Bill Viola, Tristan's Ascension

J'avais la sensation que l'arrière de mon crâne se décomposait en un faisceau de vie, jusqu'à  plusieurs mètres derrière moi. Aucune de ces sensations physique n'était désagréable. A un moment je me suis senti me dilater vers les murs à  ma gauche et à  ma droite, comme si j'allais totalement remplir l'espace de ma chambre. Le lit n'existait pas plus que moi, je ne sentais rien en dessous pour supporter la masse en laquelle je ne croyais plus. Je ne peux pas dire que je flottais car cela reviendrait à  considérer un corps pourtant absent. L'espace tridimensionnel n'avait plus de sens, la gravité non plus, mais je ne pourrais pas appeler cela de l'apesanteur. J'ai simplement cessé d'exister spatialement et temporellement. Dans un bref retour à  un réel visuel, lorsque mes yeux se sont ouverts (les avais-je seulement fermés?) pour capter les éléments du décor pour mieux repartir, le lit a retrouvé un peu de son existence, le temps de quelques secondes. Je me suis senti comme enfoncé deux mètres en dessous, comme si la couette tombait dans un gouffre de la taille de ma silhouette. A ce moment la seule sensation de toucher véritable était celle, imparfaite, de l'arrière de ma tête contre l'oreiller, qui paraissait rugueux et froid comme du béton. Puis je suis reparti depuis l'image de mes cartons d'archives  : il y avait un vortex potentiel en chaque chose.
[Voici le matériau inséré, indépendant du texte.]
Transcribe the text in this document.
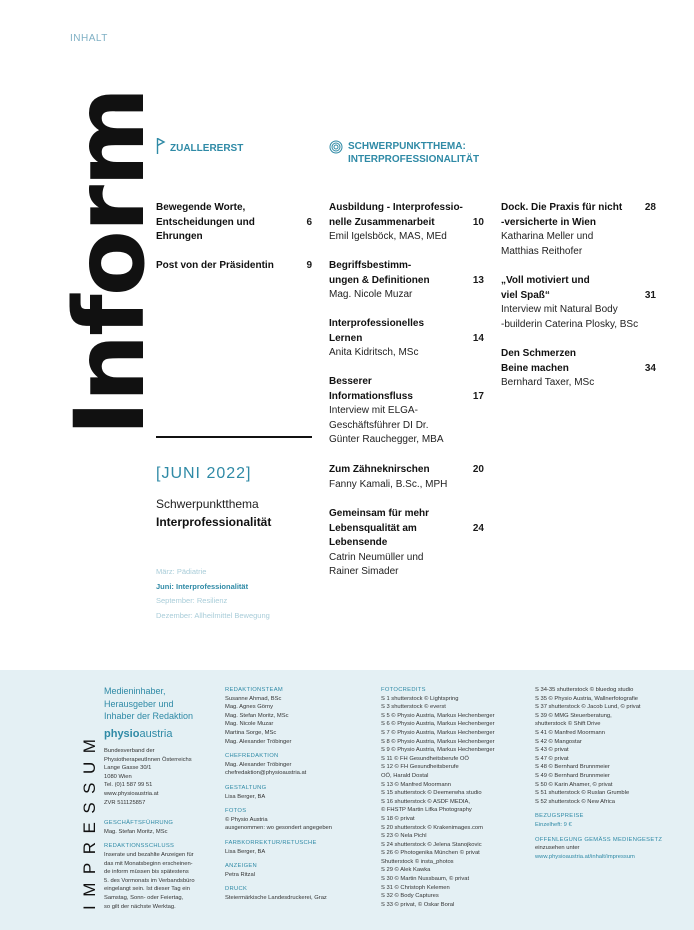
INHALT
Inform ZUALLERERST	SCHWERPUNKTTHEMA:
INTERPROFESSIONALITÄT
Bewegende Worte,
Entscheidungen und
Ehrungen
6
Post von der Präsidentin	9
Ausbildung - Interprofessio-
nelle Zusammenarbeit
Emil Igelsböck, MAS, MEd
10
Begriffsbestimm-
ungen & Definitionen
Mag. Nicole Muzar
13
Interprofessionelles
Lernen
Anita Kidritsch, MSc
14
Besserer
Informationsfluss
Interview mit ELGA-
Geschäftsführer DI Dr.
Günter Rauchegger, MBA
17
Zum Zähneknirschen
Fanny Kamali, B.Sc., MPH
20
Gemeinsam für mehr
Lebensqualität am
Lebensende
Catrin Neumüller und
Rainer Simader
24
Dock. Die Praxis für nicht
-versicherte in Wien
Katharina Meller und
Matthias Reithofer
28
„Voll motiviert und
viel Spaß“
Interview mit Natural Body
-builderin Caterina Plosky, BSc
31
Den Schmerzen
Beine machen
Bernhard Taxer, MSc
34
[JUNI 2022]
Schwerpunktthema
Interprofessionalität
März: Pädiatrie
Juni: Interprofessionalität
September: Resilienz
Dezember: Allheilmittel Bewegung
IMPRESSUM
Medieninhaber,
Herausgeber und
Inhaber der Redaktion
physioaustria
Bundesverband der
PhysiotherapeutInnen Österreichs
Lange Gasse 30/1
1080 Wien
Tel. (0)1 587 99 51
www.physioaustria.at
ZVR 511125857
GESCHÄFTSFÜHRUNG
Mag. Stefan Moritz, MSc
REDAKTIONSSCHLUSS
Inserate und bezahlte Anzeigen für
das mit Monatsbeginn erscheinen-
de inform müssen bis spätestens
5. des Vormonats im Verbandsbüro
eingelangt sein. Ist dieser Tag ein
Samstag, Sonn- oder Feiertag,
so gilt der nächste Werktag.
REDAKTIONSTEAM
Susanne Ahmad, BSc
Mag. Agnes Görny
Mag. Stefan Moritz, MSc
Mag. Nicole Muzar
Martina Sorge, MSc
Mag. Alexander Tröbinger
CHEFREDAKTION
Mag. Alexander Tröbinger
chefredaktion@physioaustria.at
GESTALTUNG
Lisa Berger, BA
FOTOS
© Physio Austria
ausgenommen: wo gesondert angegeben
FARBKORREKTUR/RETUSCHE
Lisa Berger, BA
ANZEIGEN
Petra Ritzal
DRUCK
Steiermärkische Landesdruckerei, Graz
FOTOCREDITS
S 1 shutterstock © Lightspring
S 3 shutterstock © everst
S 5 © Physio Austria, Markus Hechenberger
S 6 © Physio Austria, Markus Hechenberger
S 7 © Physio Austria, Markus Hechenberger
S 8 © Physio Austria, Markus Hechenberger
S 9 © Physio Austria, Markus Hechenberger
S 11 © FH Gesundheitsberufe OÖ
S 12 © FH Gesundheitsberufe
OÖ, Harald Dostal
S 13 © Manfred Moormann
S 15 shutterstock © Deemerwha studio
S 16 shutterstock © ASDF MEDIA,
© FHSTP Martin Lifka Photography
S 18 © privat
S 20 shutterstock © Krakenimages.com
S 23 © Nela Pichl
S 24 shutterstock © Jelena Stanojkovic
S 26 © Photogenika München © privat
Shutterstock © insta_photos
S 29 © Alek Kawka
S 30 © Martin Nussbaum, © privat
S 31 © Christoph Kelemen
S 32 © Body Captures
S 33 © privat, © Oskar Boral
S 34-35 shutterstock © bluedog studio
S 35 © Physio Austria, Wallnerfotografie
S 37 shutterstock © Jacob Lund, © privat
S 39 © MMG Steuerberatung,
shutterstock © Shift Drive
S 41 © Manfred Moormann
S 42 © Mangostar
S 43 © privat
S 47 © privat
S 48 © Bernhard Brunnmeier
S 49 © Bernhard Brunnmeier
S 50 © Karin Ahamer, © privat
S 51 shutterstock © Ruslan Grumble
S 52 shutterstock © New Africa
BEZUGSPREISE
Einzelheft: 9 €
OFFENLEGUNG GEMÄSS MEDIENGESETZ
einzusehen unter
www.physioaustria.at/inhalt/impressum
Ce petit retour visuel de trois secondes m'a fait comprendre que le K-Hole n'était pas nécessairement un décrochage total. Il induit un combat contre les élans que l'égo lance pour survivre, pour remonter à  la surface, pour dominer le vide. Ainsi le moment où j'ai retrouvé le « Je  » en ayant des souvenirs subliminaux (et j'insiste sur l'étymologie du mot) d'instants passés. J'avais pris un train pour aller donner des cours quelques jours plus tôt. L'idée du voyage en train est venue à  moi, mais j'analysais et contemplais ma mémoire presque comme celle d'un étranger, cherchant une preuve tangible que ce voyage avait été vécu. Même la journée qui venait de passer paraissait excessivement lointaine et irréelle. Habité de doute, j'ai découvert un autre en moi, loin dans le temps et l'espace, totalement détaché de ce présent intensément vrai dans lequel je demeurais. La molécule avait instauré le doute en moi, en bâtissant de solides cloisons entre le monde du passé et l'idée du devenir. Entre les deux se trouvait cet univers des troubles dans lequel j'errais, et qui n'allait m'apporter aucune réponse. Privilèges accordés à  la vue, l'ouïe et le toucher, tous trois totalement détachés de phénomènes extérieurs à  moi  : il s'agissait de « sens intérieurs  », tout au plus de « l'idée des sens  ». Je ne sentais plus rien de mon corps et de mon environnement mais j'avais des sensations d'ordre physique, pareils à  des massages intérieurs. Je ne savais pas si j'avais les yeux ouverts ou fermés mais j'habitais pourtant un monde de figures. Je n'avais pas de musique mais j'étais enveloppé de son. Il ne s'agissait que de se laisser porter, de laisser libre cours à  la flatterie de ces trois sens, dans une sorte de contemplation chargée d'une grande intensité mystique. J'étais saisi d'absurdité et je devais accepter une angoisse remarquablement salvatrice  : j'invoquerai à  ce propos la fin de deux films assez proches, que sont 2001 L'Odyssée de l'Espace, et Interstellar. Esseulement au bout de l'infini, doute, beauté crue de ces nouvelles dimensions dans lesquelles la seule chose à  comprendre est que le temps et l'espace sont une seule et même chose. J'aurais pu croire n'être que du son et de la lumière, n'être réductible qu'à  l'idée de vibration.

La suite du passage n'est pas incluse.